The text deals with the workings and ideology of the Trujillo regime which was able to stay intact for over 30 years, an accomplishment founded on the totalitarian and brutal rule through its namesake. Two aspects caught my interest especially; the way in which the Dominican identity was described as not only fragile but absent in its entirety prior to Trujillo's rule, and his gift giving policies, which absurdly played into the eventual creation of identity and feel of belonging for an entire nation.
Trujillo's explicitely violent tactics and manipulation struck me as so openly controverse that at first it was difficult to grasp the support he seemingly received throughout decades of ruling -- highlighting this passage (Derby 22), however, it becomes clear that Trujillo mastered "a system of domination which was effective because it was able to produce ‘‘practical consent’’ for a terrorist regime."

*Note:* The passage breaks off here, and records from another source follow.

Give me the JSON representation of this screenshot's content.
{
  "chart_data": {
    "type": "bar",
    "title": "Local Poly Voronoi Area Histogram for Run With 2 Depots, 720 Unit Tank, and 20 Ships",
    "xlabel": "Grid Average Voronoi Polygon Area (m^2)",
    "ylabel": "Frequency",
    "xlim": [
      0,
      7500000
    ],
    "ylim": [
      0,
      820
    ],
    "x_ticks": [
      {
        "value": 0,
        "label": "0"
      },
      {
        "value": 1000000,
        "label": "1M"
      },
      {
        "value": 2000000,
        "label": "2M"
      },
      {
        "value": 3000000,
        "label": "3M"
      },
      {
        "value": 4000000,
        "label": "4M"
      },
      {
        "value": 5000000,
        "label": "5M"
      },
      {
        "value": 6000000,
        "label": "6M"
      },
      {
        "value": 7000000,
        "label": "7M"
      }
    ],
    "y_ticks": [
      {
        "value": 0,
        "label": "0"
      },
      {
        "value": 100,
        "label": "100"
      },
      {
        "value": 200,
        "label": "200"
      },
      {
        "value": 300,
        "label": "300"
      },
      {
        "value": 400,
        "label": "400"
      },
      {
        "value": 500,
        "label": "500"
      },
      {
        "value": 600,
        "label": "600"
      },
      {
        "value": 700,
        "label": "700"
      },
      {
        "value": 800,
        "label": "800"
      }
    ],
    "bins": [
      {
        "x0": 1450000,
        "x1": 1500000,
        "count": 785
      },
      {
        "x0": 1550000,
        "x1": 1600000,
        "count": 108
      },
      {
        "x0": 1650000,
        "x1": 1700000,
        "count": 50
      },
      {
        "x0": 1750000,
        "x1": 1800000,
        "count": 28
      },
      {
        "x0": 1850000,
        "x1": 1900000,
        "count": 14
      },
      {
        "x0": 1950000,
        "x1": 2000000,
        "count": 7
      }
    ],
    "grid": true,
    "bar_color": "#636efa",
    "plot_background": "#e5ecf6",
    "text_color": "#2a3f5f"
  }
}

As the author mentioned, practicality and effectiveness in state and economy directly influenced the process of identity-forming. A certain intimacy between ruler and people, created through gifts that eased the individual's life on a very personal basis, created public "consent" since indebtedness and subconscious gratitude were at that point deeply wired into the nation's mindset. The populist approach, in Trujillo's otherwise pompous aesthetic, served as device to have the people under his rule feel seen albeit in a system of contrasting brutality and surveillance.